In 2013, my mom was in the final stages of Alzheimer’s, and we knew her time was short. We were discussing whether to bury her or cremate her, and then my sister-in-law brought up something that one of the hospice nurses had mentioned. The majority of Alzheimer’s research can only be done once the patient dies. She mentioned a company that would take my mom’s body, examine the brain, cremate everything they didn’t use, and return the ashes back to us.
I was absolutely 100% for this idea, and told my brothers. I wrote a very impassioned letter as to why we should do it, and they agreed.
As it was, it was nearly a month between my mom’s death and her funeral, and enough time passed that we could actually bury her ashes at the funeral.
In a nutshell, the reason why I thought this was an incredible thing was because it allowed me to achieve peace with my mom’s debilitating disease. She lived about 5 or 6 years with pretty much no memory. Interestingly enough, she was one of the happiest Alzheimer’s/dementia patients the nurses had ever seen. Many people with Alzheimer’s or dementia exhibit anger because they know they have lost something. My mom’s brain was so far gone that she was a happy little bird.

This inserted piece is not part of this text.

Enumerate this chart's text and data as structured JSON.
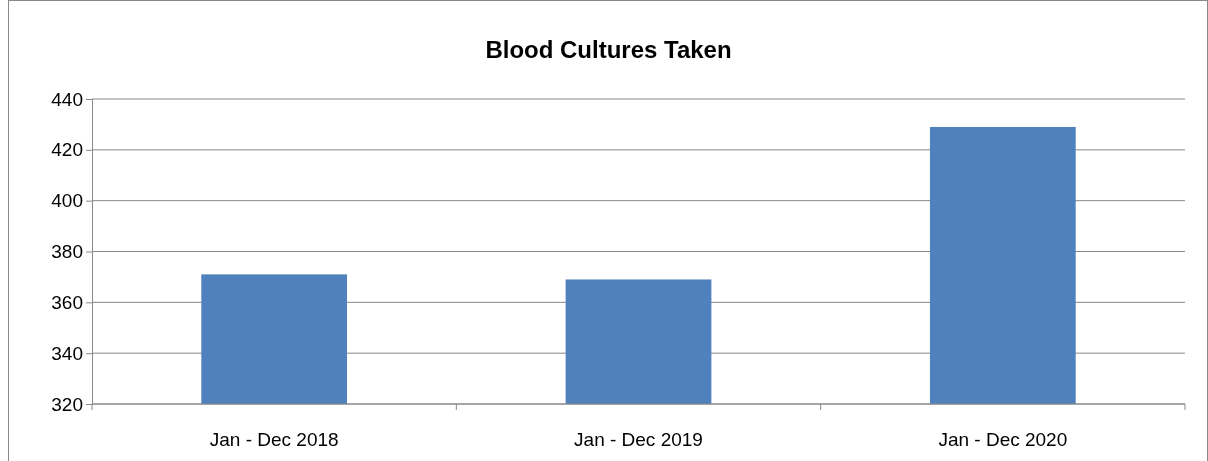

I finally came to the conclusion that, just perhaps, there was a researcher out there who was finishing medical school and an internship. Somebody else’s research was needing to be finished, and papers written. Finally, the researcher had read the papers, developed a hypothesis, designed an experiment, and needed to be able to study the brain of an 80-year old woman who never smoked, drank, and who had lived outside the United States for over 50 years.
And when the researcher was ready, my mom was ready, too.
So, I think whole-body donation is awesome. I’m planning on donating my carcass to a Body Farm.